Friday, April 13, 2018

Russia Suffers from Kremlin-Orchestrated Shortage of Politicians, Yakovenko Says


Paul Goble

            Staunton, April 12 – The failure of social protests to grow into political ones reflects not only the fears of the Russian population as to what the authorities will do if they make that transition but also the lack of politicians capable of moving from local to national problems, a shortage the Kremlin has taken great pains to create, according to Igor Yakovenko.

            On the one hand, the Moscow commentator says, opposition figures like Aleksey Navalny consider most of the protests “local and secondary” and thus not deserving their attention as self-identified all-Russian politicians with aspirations exclusively at the national  level (kasparov.ru/material.php?id=5ACF50756B640).

                And on the other, the Kremlin has worked hard not only to define any political figure who does get involved with protests as a parasite trying to exploit rather than lead any protest but also to block the kind of local and regional political arenas in which it would be entirely natural for political figures and social protesters to work together.

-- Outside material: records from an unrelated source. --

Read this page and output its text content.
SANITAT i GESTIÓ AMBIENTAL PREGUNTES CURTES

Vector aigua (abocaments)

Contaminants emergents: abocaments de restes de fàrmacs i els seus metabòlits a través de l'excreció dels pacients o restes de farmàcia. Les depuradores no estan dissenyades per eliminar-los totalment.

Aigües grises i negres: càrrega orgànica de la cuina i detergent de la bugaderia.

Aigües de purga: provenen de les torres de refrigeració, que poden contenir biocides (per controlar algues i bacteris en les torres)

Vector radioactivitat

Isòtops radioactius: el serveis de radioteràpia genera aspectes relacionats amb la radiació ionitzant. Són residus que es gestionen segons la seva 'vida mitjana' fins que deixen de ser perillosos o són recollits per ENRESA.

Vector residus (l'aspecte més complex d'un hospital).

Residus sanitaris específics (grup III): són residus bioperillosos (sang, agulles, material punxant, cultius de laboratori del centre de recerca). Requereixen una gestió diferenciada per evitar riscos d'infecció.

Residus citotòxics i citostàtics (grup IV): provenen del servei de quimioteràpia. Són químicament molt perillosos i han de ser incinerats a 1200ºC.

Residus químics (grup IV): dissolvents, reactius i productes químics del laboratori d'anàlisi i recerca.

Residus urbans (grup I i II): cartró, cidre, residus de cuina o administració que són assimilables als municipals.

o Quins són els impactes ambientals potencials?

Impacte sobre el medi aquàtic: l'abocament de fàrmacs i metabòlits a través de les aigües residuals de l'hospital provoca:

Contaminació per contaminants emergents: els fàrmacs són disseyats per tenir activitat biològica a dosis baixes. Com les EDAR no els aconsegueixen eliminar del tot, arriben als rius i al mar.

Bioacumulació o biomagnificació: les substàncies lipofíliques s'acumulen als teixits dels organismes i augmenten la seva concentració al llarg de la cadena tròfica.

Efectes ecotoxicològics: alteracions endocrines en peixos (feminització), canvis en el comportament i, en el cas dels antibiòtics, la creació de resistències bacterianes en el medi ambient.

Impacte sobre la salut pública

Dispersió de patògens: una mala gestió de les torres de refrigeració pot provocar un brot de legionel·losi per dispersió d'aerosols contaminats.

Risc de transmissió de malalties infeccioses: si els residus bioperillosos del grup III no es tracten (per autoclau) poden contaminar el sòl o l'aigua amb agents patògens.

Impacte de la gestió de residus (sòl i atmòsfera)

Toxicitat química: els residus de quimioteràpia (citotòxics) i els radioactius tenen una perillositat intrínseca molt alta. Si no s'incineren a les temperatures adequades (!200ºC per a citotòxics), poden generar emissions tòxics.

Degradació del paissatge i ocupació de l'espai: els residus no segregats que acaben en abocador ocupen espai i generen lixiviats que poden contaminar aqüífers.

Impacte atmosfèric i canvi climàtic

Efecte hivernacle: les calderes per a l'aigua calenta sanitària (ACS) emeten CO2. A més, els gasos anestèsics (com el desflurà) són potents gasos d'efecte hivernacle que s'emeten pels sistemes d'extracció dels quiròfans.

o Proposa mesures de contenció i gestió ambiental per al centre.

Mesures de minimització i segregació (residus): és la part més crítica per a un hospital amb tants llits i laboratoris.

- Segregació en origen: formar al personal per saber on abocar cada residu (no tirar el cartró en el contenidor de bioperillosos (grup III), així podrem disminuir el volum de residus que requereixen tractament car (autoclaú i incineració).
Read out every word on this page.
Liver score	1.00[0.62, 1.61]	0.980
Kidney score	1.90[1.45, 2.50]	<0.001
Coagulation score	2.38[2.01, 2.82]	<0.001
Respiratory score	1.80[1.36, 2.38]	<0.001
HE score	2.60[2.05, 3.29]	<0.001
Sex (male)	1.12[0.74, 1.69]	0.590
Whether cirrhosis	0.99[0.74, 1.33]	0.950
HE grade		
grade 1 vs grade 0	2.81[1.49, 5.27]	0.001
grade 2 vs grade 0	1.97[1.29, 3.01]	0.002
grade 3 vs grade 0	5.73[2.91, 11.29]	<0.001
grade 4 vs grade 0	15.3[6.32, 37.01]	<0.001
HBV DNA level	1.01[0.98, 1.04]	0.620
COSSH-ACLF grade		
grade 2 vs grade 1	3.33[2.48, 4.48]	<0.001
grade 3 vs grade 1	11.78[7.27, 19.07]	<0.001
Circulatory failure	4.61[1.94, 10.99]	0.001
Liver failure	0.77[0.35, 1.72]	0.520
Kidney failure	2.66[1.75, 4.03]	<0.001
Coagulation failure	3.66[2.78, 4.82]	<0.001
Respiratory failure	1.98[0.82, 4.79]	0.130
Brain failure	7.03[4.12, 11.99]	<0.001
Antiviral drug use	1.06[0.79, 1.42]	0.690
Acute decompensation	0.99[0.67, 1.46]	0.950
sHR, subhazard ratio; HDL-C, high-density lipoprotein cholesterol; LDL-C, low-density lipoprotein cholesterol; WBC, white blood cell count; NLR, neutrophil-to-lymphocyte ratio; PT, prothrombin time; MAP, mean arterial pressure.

            “In Russia, the creation of regional parties is prohibited,” Yakovenko points out; and this means that local and regional politics from the outset must either become part of federal politics,” subordinating itself to how political life is defined in Moscow “or mimic that by presenting itself as non-political protest.”

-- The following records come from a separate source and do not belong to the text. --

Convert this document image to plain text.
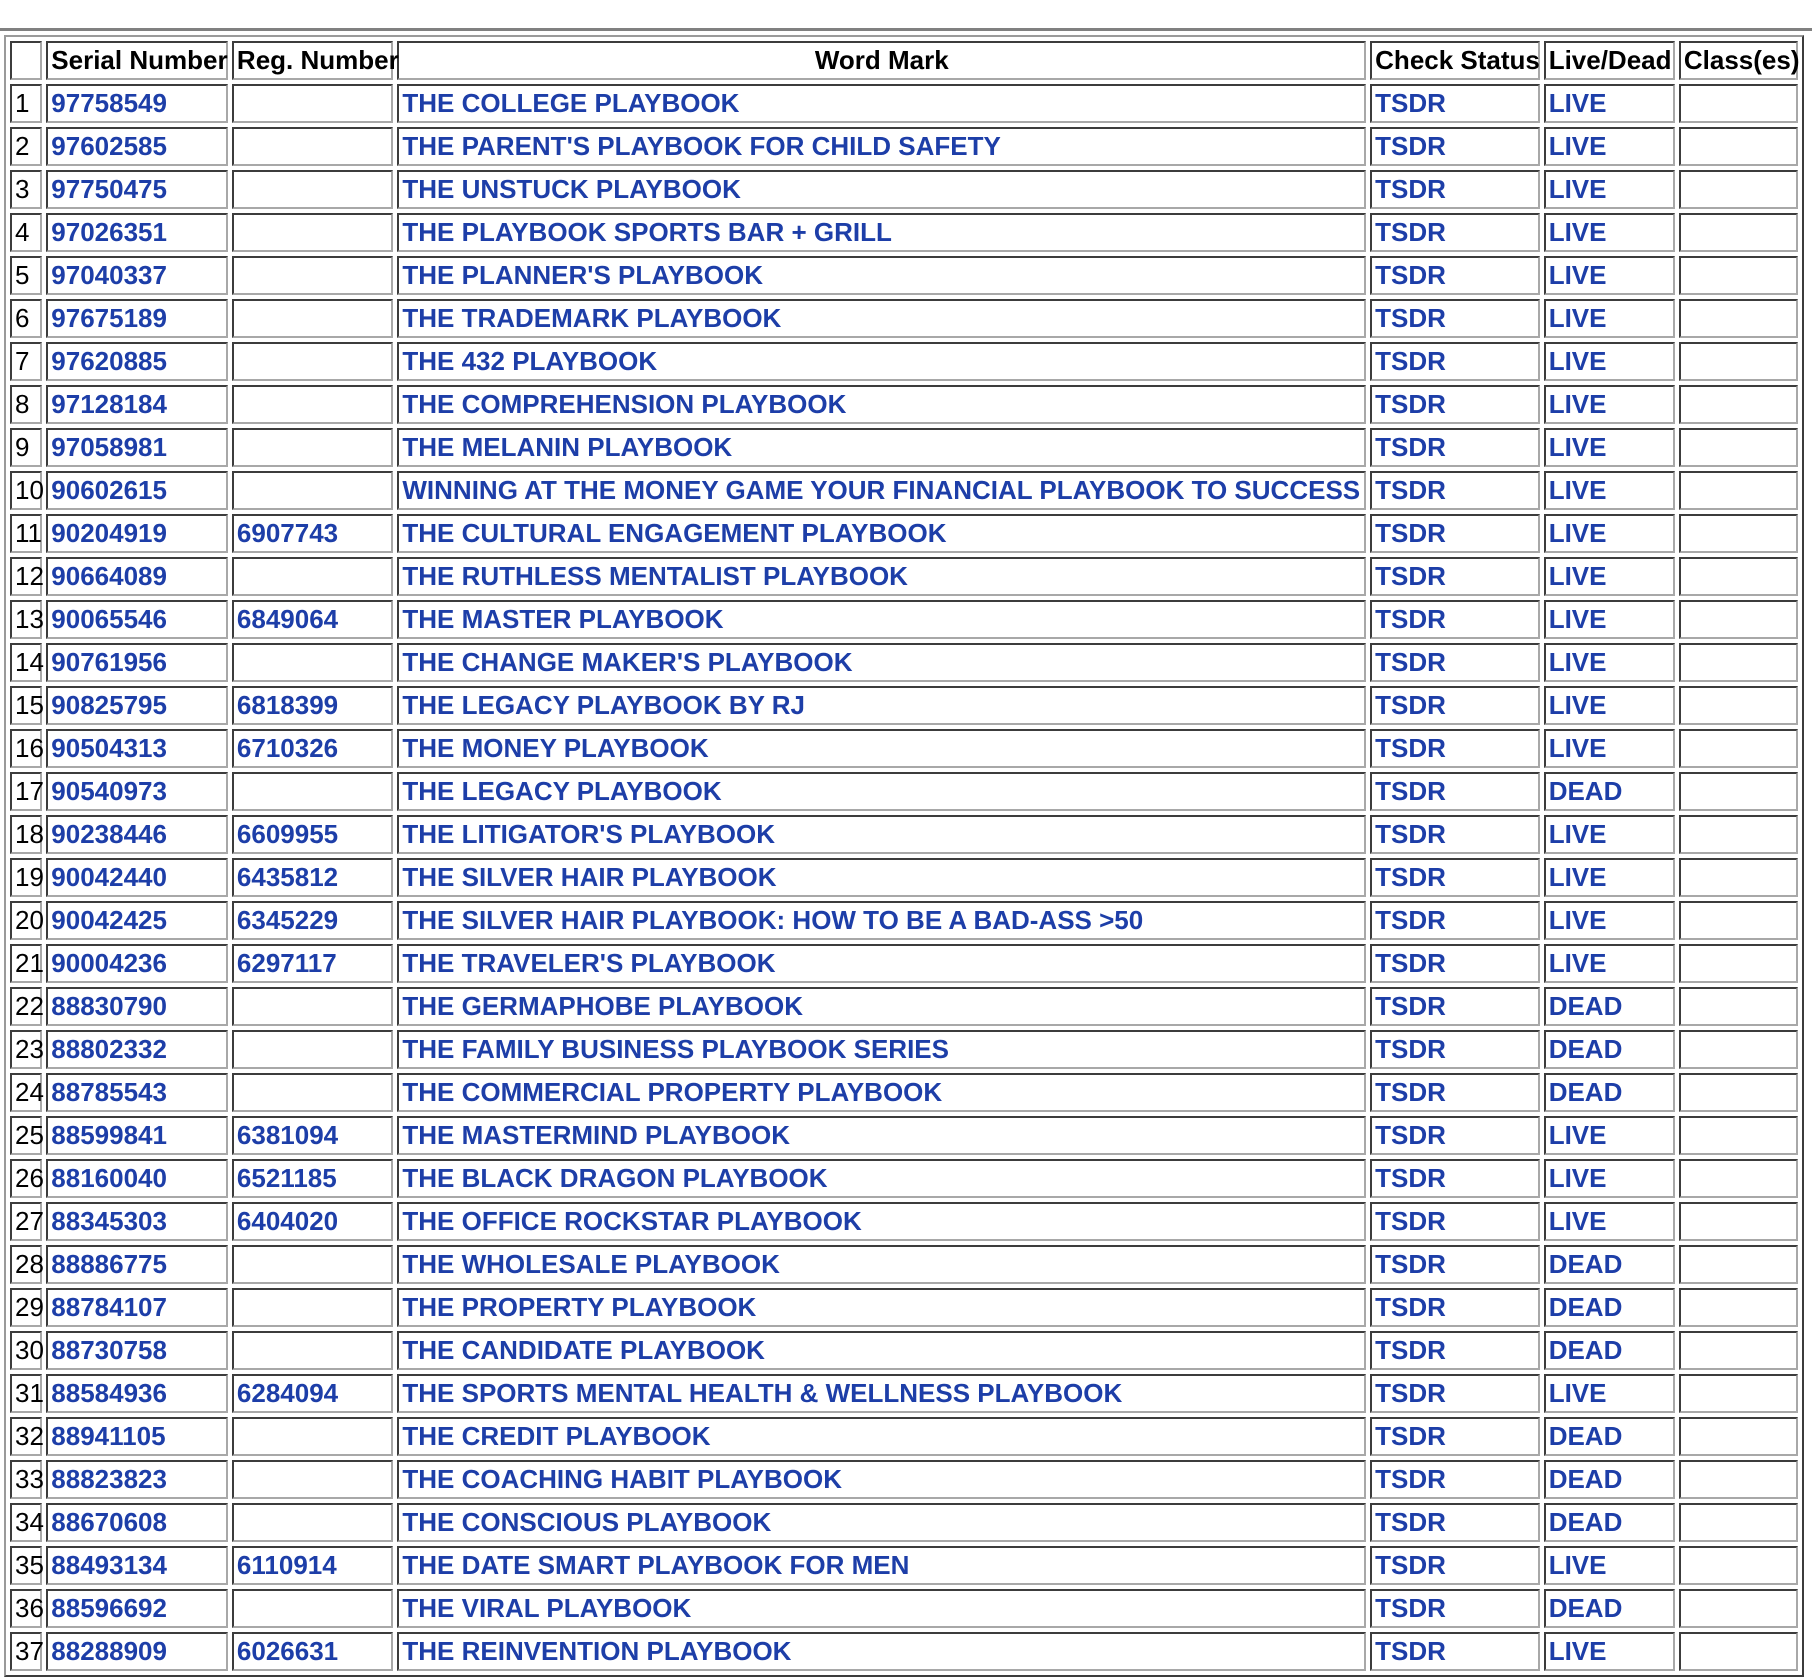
	Serial Number	Reg. Number	Word Mark	Check Status	Live/Dead	Class(es)
1	97758549		THE COLLEGE PLAYBOOK	TSDR	LIVE	
2	97602585		THE PARENT'S PLAYBOOK FOR CHILD SAFETY	TSDR	LIVE	
3	97750475		THE UNSTUCK PLAYBOOK	TSDR	LIVE	
4	97026351		THE PLAYBOOK SPORTS BAR + GRILL	TSDR	LIVE	
5	97040337		THE PLANNER'S PLAYBOOK	TSDR	LIVE	
6	97675189		THE TRADEMARK PLAYBOOK	TSDR	LIVE	
7	97620885		THE 432 PLAYBOOK	TSDR	LIVE	
8	97128184		THE COMPREHENSION PLAYBOOK	TSDR	LIVE	
9	97058981		THE MELANIN PLAYBOOK	TSDR	LIVE	
10	90602615		WINNING AT THE MONEY GAME YOUR FINANCIAL PLAYBOOK TO SUCCESS	TSDR	LIVE	
11	90204919	6907743	THE CULTURAL ENGAGEMENT PLAYBOOK	TSDR	LIVE	
12	90664089		THE RUTHLESS MENTALIST PLAYBOOK	TSDR	LIVE	
13	90065546	6849064	THE MASTER PLAYBOOK	TSDR	LIVE	
14	90761956		THE CHANGE MAKER'S PLAYBOOK	TSDR	LIVE	
15	90825795	6818399	THE LEGACY PLAYBOOK BY RJ	TSDR	LIVE	
16	90504313	6710326	THE MONEY PLAYBOOK	TSDR	LIVE	
17	90540973		THE LEGACY PLAYBOOK	TSDR	DEAD	
18	90238446	6609955	THE LITIGATOR'S PLAYBOOK	TSDR	LIVE	
19	90042440	6435812	THE SILVER HAIR PLAYBOOK	TSDR	LIVE	
20	90042425	6345229	THE SILVER HAIR PLAYBOOK: HOW TO BE A BAD-ASS >50	TSDR	LIVE	
21	90004236	6297117	THE TRAVELER'S PLAYBOOK	TSDR	LIVE	
22	88830790		THE GERMAPHOBE PLAYBOOK	TSDR	DEAD	
23	88802332		THE FAMILY BUSINESS PLAYBOOK SERIES	TSDR	DEAD	
24	88785543		THE COMMERCIAL PROPERTY PLAYBOOK	TSDR	DEAD	
25	88599841	6381094	THE MASTERMIND PLAYBOOK	TSDR	LIVE	
26	88160040	6521185	THE BLACK DRAGON PLAYBOOK	TSDR	LIVE	
27	88345303	6404020	THE OFFICE ROCKSTAR PLAYBOOK	TSDR	LIVE	
28	88886775		THE WHOLESALE PLAYBOOK	TSDR	DEAD	
29	88784107		THE PROPERTY PLAYBOOK	TSDR	DEAD	
30	88730758		THE CANDIDATE PLAYBOOK	TSDR	DEAD	
31	88584936	6284094	THE SPORTS MENTAL HEALTH & WELLNESS PLAYBOOK	TSDR	LIVE	
32	88941105		THE CREDIT PLAYBOOK	TSDR	DEAD	
33	88823823		THE COACHING HABIT PLAYBOOK	TSDR	DEAD	
34	88670608		THE CONSCIOUS PLAYBOOK	TSDR	DEAD	
35	88493134	6110914	THE DATE SMART PLAYBOOK FOR MEN	TSDR	LIVE	
36	88596692		THE VIRAL PLAYBOOK	TSDR	DEAD	
37	88288909	6026631	THE REINVENTION PLAYBOOK	TSDR	LIVE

            Moreover, the authorities have made clear that any efforts to politicize civic protest will make it impossible for those behind it to get any concessions from the powers that be, a major reason besides fear of repression that keeps those engaged in civic protests from being willing to cooperate with anyone in the political sphere.

            Indeed, in the current situation, that is a rational choice for those who want their problems solved; and Moscow wants to keep things that way.

            In Russia today, Yakovenko continues, “there is not a single politician who has ‘grown’ to the federal level by solving the problems of his region or the specific problems raised by civic protest. Such politicians have not appeared from among the environmental activists, the long-haul truckers or from the milieu of the deceived depositors.”

            The Kremlin has done everything it can to block that possibility, by banning regional political parties and promoting the notion among political figures in Moscow that what goes on in the regions and localities must be subordinated to “commands from the center” rather than the other way around.

            The country suffers from “a deficit of politicians who have a clear understanding of the extent of problems raised by the protest movement and who are capable of offering society a road map for the resolution of these problems,” Yakovenko says. “It is possible that this is the main problem” of Russia now.